Qualitative and quantitative recognition method of drug-producing chemicals based on SnO2 gas sensor with dynamic measurement and PCA weak separation

With the rampant drug crime, the detection of drug-producing chemicals has put forward the great demand of multi-type and multi-concentration on-line rapid detection. The rapid development of dynamic measurement for semiconductor gas sensors provides a solution to this problem. However, the mutual blend of type and concentration information negatively affects sensor performance. In this paper, principal component analysis (PCA) was used for weak separation of type and concentration; k-Nearest Neighbor (KNN) was used for qualitative recognition; polynomial regression was used for quantitative recognition.
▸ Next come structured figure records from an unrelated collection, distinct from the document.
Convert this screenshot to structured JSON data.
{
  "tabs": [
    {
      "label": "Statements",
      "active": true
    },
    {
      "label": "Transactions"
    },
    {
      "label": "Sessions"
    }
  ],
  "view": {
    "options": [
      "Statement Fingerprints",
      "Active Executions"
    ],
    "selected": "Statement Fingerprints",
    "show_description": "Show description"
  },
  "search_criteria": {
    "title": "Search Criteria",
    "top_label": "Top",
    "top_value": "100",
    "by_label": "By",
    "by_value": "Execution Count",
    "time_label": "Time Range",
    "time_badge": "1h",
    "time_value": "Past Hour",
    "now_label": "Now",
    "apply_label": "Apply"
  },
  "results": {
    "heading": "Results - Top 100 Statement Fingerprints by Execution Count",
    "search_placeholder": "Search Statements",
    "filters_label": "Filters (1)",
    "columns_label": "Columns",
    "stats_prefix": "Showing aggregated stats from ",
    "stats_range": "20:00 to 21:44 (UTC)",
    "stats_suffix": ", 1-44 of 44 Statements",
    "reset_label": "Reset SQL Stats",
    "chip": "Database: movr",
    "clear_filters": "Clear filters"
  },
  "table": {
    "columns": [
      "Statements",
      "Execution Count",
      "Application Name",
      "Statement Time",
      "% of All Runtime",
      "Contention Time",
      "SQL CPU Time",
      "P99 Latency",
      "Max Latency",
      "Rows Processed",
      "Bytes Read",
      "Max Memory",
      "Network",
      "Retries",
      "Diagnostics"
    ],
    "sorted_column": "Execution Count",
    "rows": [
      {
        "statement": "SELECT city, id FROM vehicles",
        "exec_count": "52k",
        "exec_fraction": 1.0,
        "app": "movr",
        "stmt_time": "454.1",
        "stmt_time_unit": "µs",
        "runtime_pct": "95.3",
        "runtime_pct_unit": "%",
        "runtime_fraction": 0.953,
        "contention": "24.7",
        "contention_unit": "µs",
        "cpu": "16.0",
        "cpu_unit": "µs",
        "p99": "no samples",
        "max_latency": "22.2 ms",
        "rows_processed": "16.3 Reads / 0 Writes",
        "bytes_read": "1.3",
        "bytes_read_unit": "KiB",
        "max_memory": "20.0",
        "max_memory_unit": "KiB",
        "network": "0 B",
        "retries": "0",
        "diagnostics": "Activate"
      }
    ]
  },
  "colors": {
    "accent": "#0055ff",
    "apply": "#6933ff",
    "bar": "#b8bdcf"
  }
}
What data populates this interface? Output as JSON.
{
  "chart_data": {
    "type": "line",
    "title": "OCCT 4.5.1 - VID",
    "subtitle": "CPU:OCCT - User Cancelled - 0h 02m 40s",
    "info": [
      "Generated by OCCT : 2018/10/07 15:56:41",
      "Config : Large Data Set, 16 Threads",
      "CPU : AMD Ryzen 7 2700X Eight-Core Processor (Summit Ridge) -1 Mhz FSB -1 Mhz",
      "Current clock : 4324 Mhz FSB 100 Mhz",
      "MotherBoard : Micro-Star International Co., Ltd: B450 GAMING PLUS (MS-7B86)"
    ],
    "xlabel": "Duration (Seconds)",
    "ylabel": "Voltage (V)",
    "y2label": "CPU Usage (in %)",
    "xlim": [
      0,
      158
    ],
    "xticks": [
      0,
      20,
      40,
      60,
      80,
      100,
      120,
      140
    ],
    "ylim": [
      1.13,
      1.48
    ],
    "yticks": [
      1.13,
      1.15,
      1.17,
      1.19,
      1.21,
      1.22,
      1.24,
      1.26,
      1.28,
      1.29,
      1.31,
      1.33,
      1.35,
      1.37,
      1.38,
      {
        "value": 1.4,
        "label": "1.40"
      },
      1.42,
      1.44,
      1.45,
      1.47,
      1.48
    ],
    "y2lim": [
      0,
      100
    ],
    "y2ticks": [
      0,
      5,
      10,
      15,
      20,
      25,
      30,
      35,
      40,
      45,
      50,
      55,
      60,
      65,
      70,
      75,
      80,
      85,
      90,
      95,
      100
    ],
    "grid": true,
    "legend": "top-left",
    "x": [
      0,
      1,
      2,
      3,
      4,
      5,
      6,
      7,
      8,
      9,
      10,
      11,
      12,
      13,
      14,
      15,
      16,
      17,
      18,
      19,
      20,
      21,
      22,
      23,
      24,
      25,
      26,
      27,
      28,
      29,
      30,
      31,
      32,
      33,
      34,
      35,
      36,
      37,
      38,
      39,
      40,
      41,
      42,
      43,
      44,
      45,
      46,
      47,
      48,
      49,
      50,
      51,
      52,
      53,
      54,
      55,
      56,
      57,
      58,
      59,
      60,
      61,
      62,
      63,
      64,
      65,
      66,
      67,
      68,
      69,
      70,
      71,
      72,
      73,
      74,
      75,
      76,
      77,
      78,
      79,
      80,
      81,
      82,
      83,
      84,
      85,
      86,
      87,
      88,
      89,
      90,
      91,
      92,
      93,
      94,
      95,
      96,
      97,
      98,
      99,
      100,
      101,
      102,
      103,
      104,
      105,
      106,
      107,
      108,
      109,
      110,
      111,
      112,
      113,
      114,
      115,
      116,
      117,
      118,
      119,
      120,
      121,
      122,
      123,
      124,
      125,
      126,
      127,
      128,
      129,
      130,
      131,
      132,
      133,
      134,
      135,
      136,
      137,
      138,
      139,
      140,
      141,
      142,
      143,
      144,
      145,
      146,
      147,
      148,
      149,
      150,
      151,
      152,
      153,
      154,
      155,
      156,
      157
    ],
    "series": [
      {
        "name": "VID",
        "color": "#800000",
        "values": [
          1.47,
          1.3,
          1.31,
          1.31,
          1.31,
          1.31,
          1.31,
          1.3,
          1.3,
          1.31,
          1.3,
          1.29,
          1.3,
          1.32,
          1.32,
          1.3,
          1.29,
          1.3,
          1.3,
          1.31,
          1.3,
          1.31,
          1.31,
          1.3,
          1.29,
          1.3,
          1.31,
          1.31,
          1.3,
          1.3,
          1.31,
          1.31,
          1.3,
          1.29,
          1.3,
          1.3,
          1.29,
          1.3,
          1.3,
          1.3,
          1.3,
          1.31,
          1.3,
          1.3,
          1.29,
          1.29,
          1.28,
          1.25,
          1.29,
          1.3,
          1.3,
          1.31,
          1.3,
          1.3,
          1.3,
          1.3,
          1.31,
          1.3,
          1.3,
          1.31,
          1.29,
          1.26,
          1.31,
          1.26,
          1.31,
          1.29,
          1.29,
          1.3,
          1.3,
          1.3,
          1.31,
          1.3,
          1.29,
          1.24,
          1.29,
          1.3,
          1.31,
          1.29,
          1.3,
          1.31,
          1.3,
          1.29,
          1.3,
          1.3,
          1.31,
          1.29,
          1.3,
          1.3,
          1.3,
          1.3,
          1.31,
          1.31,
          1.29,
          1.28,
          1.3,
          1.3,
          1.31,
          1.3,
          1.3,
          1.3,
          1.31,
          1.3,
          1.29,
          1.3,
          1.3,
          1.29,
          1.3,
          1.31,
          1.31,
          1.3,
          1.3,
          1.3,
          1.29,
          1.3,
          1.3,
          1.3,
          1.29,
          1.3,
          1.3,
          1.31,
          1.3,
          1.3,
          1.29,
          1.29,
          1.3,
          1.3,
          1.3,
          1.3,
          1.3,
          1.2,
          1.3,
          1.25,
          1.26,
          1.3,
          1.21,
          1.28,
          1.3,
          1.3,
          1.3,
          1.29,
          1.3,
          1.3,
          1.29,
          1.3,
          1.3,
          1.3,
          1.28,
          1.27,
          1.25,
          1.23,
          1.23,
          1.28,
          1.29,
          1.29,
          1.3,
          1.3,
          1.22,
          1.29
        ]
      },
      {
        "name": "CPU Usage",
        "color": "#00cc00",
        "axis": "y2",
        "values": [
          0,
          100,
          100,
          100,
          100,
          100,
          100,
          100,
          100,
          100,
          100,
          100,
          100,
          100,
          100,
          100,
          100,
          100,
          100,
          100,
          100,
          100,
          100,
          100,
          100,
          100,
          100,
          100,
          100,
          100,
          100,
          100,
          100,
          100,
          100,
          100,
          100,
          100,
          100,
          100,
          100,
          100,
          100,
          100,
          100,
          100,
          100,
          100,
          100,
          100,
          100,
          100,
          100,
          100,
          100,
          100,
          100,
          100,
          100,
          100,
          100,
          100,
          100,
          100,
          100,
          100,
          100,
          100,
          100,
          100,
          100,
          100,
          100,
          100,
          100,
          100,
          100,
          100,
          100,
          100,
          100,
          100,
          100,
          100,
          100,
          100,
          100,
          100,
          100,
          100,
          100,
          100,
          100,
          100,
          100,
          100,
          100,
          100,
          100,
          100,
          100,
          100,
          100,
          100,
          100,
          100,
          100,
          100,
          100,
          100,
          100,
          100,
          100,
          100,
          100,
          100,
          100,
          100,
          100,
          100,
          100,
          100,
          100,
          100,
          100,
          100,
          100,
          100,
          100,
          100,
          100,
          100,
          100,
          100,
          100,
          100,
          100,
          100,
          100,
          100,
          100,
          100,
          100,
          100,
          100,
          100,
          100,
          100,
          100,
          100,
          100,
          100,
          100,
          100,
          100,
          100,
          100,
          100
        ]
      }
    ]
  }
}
The physical meaning of the dynamic response signal after PCA transformation was first proposed: PC1 has a weak concentration meaning; the combination of PC2, PC3, and PC4 has a weak type meaning. Based on the weak separation, the stepwise recognition method of qualitative classification and quantitative regression was first used to improve the recognition rate, the resolution and the generalization performance of the sensor. Using the inverse transformation of PCA, the principle of PCA and the method of ideal data verified the feasibility of this method. The qualitative and quantitative recognition of various drug-producing chemicals had been realized, which is a new way of on-line rapid sensor detection for drug-producing chemicals.